Nicht-medikamentöse Therapie des Funktionellen Tremors
Neu ist auch, dass die nicht-medikamentöse Therapie des Funktionellen Tremors mittels einer spezialisierten Physiotherapie als wirksam angeführt wird. Die spezialisierte Physiotherapie sollte eine Aufklärung des Patienten, die Umschulung von Bewegungen und einen langfristigen Fokus auf das Selbstmanagement umfassen. Hintergrund ist ein biopsychosoziales ätiologisches Modell, welches u.a. Krankheitsüberzeugungen und eine fehlgesteuerte Aufmerksamkeit für die betroffene Körperregion adressiert.
In der Leitlinie werden mehrere Studien aufgeführt, die eine spezialisierte Physiotherapie im Vergleich zur Standard-Physiotherapie untersucht haben. Laut den Autoren der Leitlinie lässt die Studienlage zwar noch keine abschließende Beurteilung zu, aber es gebe deutliche Hinweise auf eine Überlegenheit der spezialisierten Physiotherapie im Vergleich zur Standard-Physiotherapie. Ein weiterer Vorteil: Es traten keine Nebenwirkungen auf.

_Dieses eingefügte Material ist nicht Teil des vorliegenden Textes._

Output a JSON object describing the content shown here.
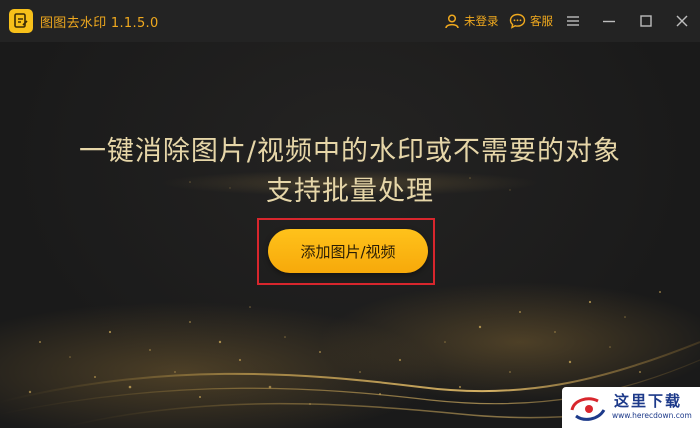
{
  "app": {
    "title": "图图去水印  1.1.5.0",
    "logo_icon": "notebook-pen-icon"
  },
  "header": {
    "login_label": "未登录",
    "login_icon": "user-icon",
    "service_label": "客服",
    "service_icon": "chat-bubble-icon",
    "menu_icon": "hamburger-menu-icon",
    "minimize_icon": "minimize-icon",
    "maximize_icon": "maximize-icon",
    "close_icon": "close-icon"
  },
  "main": {
    "headline_line1": "一键消除图片/视频中的水印或不需要的对象",
    "headline_line2": "支持批量处理",
    "add_button_label": "添加图片/视频"
  },
  "watermark": {
    "text": "这里下载",
    "url": "www.herecdown.com"
  },
  "colors": {
    "accent": "#f0a91e",
    "button": "#ffb915",
    "highlight_border": "#d8262d",
    "headline": "#e6d6a8",
    "background": "#1b1b1b"
  }
}
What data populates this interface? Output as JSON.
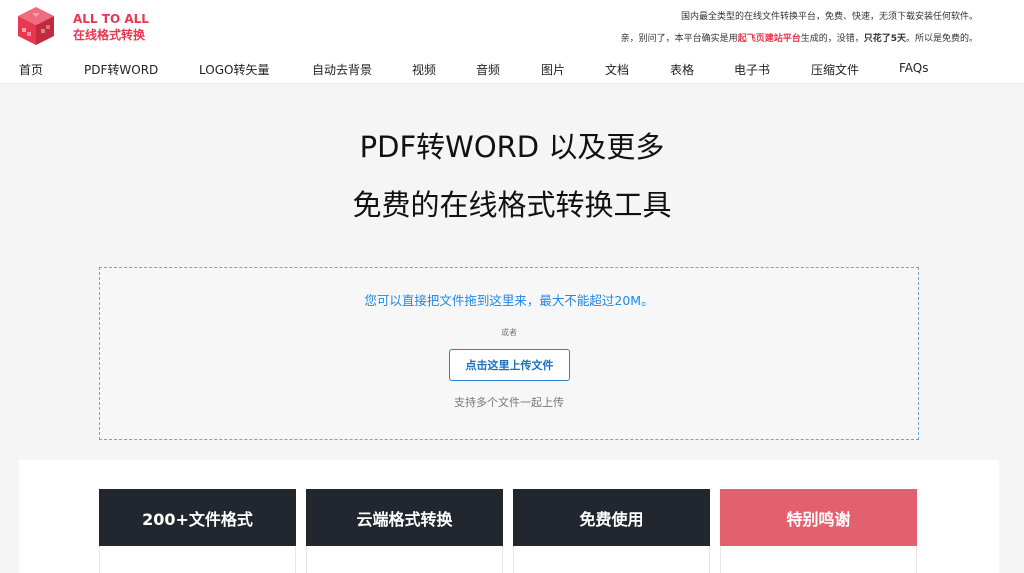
{
  "brand": {
    "line1": "ALL TO ALL",
    "line2": "在线格式转换",
    "logo_icon": "cube-logo-icon",
    "color": "#e8384f"
  },
  "notice": {
    "line1": "国内最全类型的在线文件转换平台，免费、快速，无须下载安装任何软件。",
    "line2_pre": "亲，别问了，本平台确实是用",
    "line2_link": "起飞页建站平台",
    "line2_mid": "生成的，没错，",
    "line2_bold": "只花了5天",
    "line2_post": "。所以是免费的。"
  },
  "nav": {
    "items": [
      "首页",
      "PDF转WORD",
      "LOGO转矢量",
      "自动去背景",
      "视频",
      "音频",
      "图片",
      "文档",
      "表格",
      "电子书",
      "压缩文件",
      "FAQs"
    ]
  },
  "hero": {
    "title1": "PDF转WORD 以及更多",
    "title2": "免费的在线格式转换工具"
  },
  "dropzone": {
    "main_text": "您可以直接把文件拖到这里来，最大不能超过20M。",
    "or_text": "或者",
    "button_label": "点击这里上传文件",
    "multi_text": "支持多个文件一起上传"
  },
  "features": {
    "cards": [
      {
        "title": "200+文件格式",
        "color": "#22262e"
      },
      {
        "title": "云端格式转换",
        "color": "#22262e"
      },
      {
        "title": "免费使用",
        "color": "#22262e"
      },
      {
        "title": "特别鸣谢",
        "color": "#e3606f"
      }
    ]
  }
}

Ultraschall und MRT bei medikamentenresistentem ET
Ein MRT gesteuerter fokussierter Ultraschall (MRgFUS) kann zur läsionellen Therapie bei einseitiger Behandlung eines medikamentenresistenten ET eingesetzt werden. Die Evidenz für die Anwendung bei Patienten mit Parkinson-Tremor ist laut Leitlinie noch nicht ausreichend.

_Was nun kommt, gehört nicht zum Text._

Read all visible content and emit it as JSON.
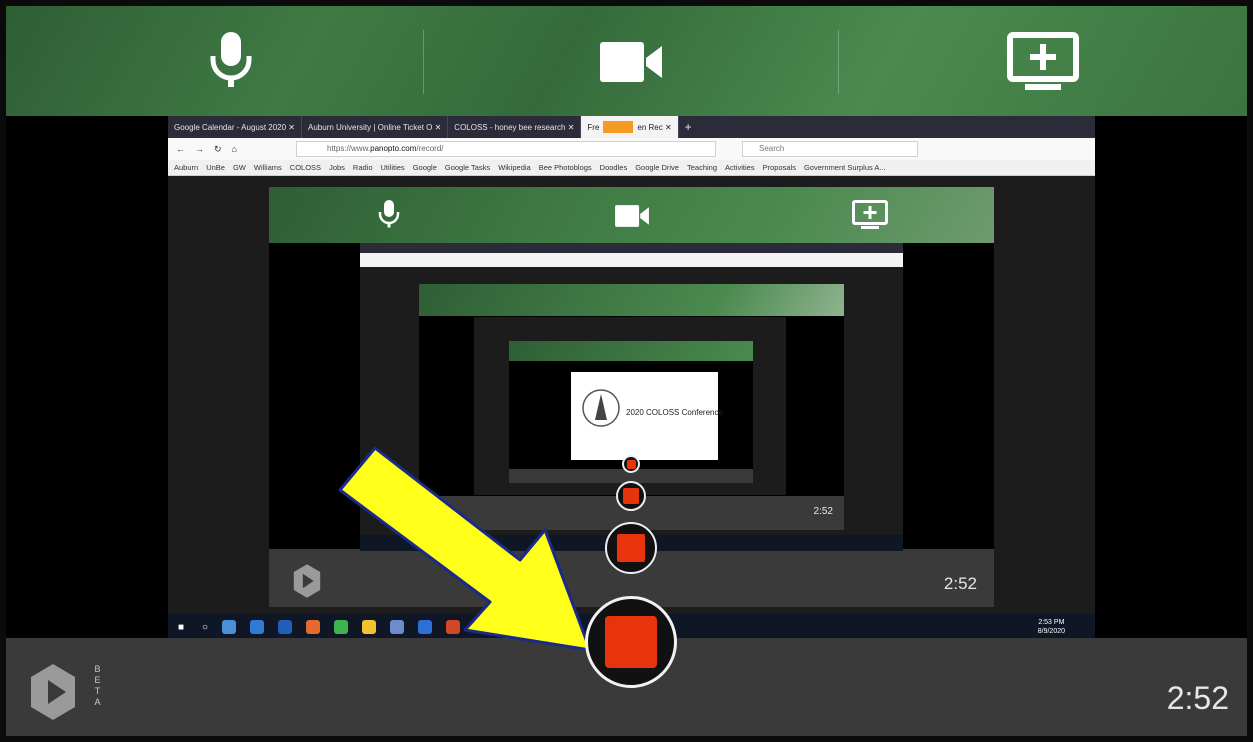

„Die unilaterale fokussierte Ultraschallbehandlung (MRgFUS) sollte Patienten mit medikamentenresistentem essentiellem Tremor angeboten werden, wenn eine einseitige Behandlung aussichtsreich ist und / oder eine Verbesserung der Lebensqualität für den Patienten trotz nur unilateraler Tremorreduktion anzunehmen ist. Die Festlegung der individuellen Indikation bleibt den Spezialzentren vorbehalten. Mit dem MRT gesteuerten fokussierten Ultraschall (MRgFUS) steht eine neue, nicht invasive, läsionelle Therapie zur einseitigen Behandlung des medikamentenresistentem ET und mit bislang ungenügender Evidenz auch des Parkinson-Tremors zur Verfügung“, so lautet Empfehlung in der Leitlinie, mit einer Konsensstärke von 100% [1].
Hintergrund für die Empfehlung ist eine randomisierte Studie, in welcher MRgFUS mit einer Scheinbehandlung verglichen wurde [6].